Later, she whispered, "Doctors can kill it with drugs on the first day, I think."
He lifted his head to kiss her in a sudden delirium of fear and need. She leaned back, avoiding him. In the day to come, he would understand her reaction as an important lesson — that he was ultimately alone in this no matter how many times his parents and friends promised to be there for him.
The thick dirty flood of hate passed quickly, but for a moment he trembled with energy. He almost stood up and shouted. He almost hit her. Then he slumped back in his seat, already defeated, already dead, pushing her hand away and crossing both arms across his chest.
Her eyes were horrified. "I'm sorry," she said.

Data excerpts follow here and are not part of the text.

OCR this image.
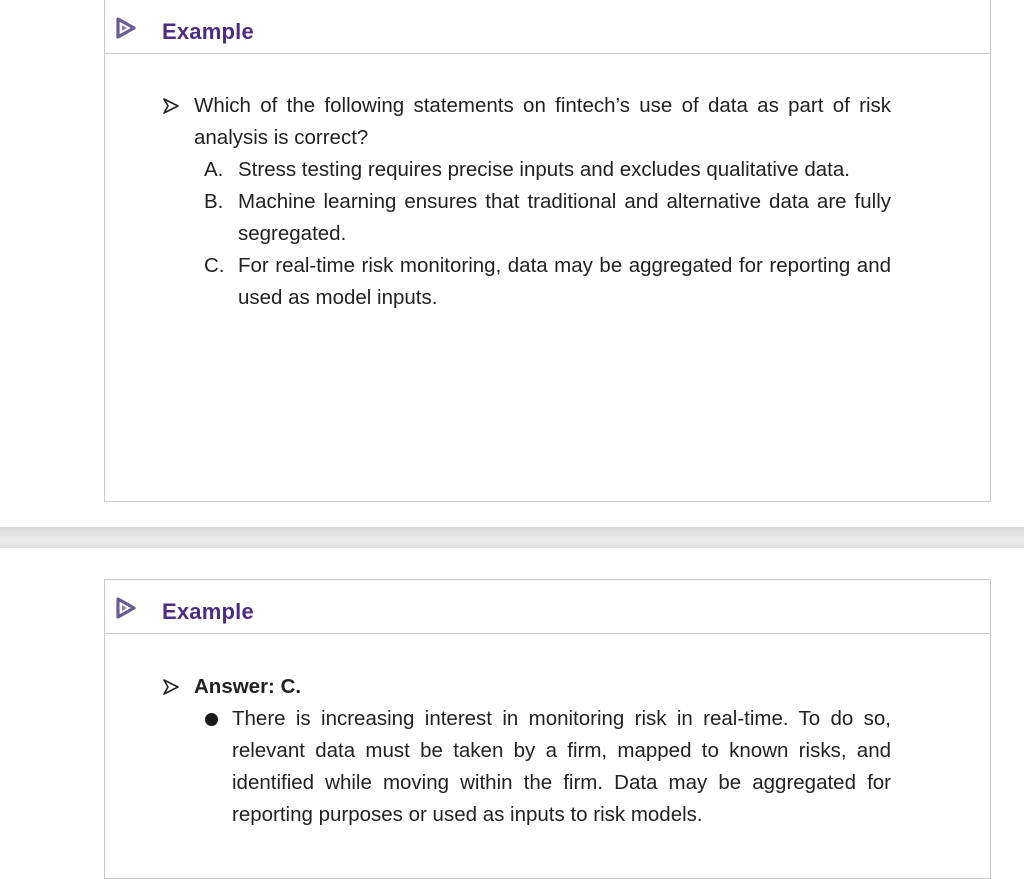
Example
Which of the following statements on fintech’s use of data as part of risk analysis is correct?
A. Stress testing requires precise inputs and excludes qualitative data.
B. Machine learning ensures that traditional and alternative data are fully segregated.
C. For real-time risk monitoring, data may be aggregated for reporting and used as model inputs.
Example
Answer: C.
There is increasing interest in monitoring risk in real-time. To do so, relevant data must be taken by a firm, mapped to known risks, and identified while moving within the firm. Data may be aggregated for reporting purposes or used as inputs to risk models.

"You can't get it kissing somebody," he said.
"I'm sorry."
#
When the ER doctor told him HIV infections cannot be detected for six months, disbelief clogged his head. For most of a week he managed to hope, numbly, that nothing had happened. Then police technicians announced that the needles did indeed carry a virulent strain. Every professional he visited put the odds at ninety-plus percent that he was blood positive because his puncture wound was rough and deep.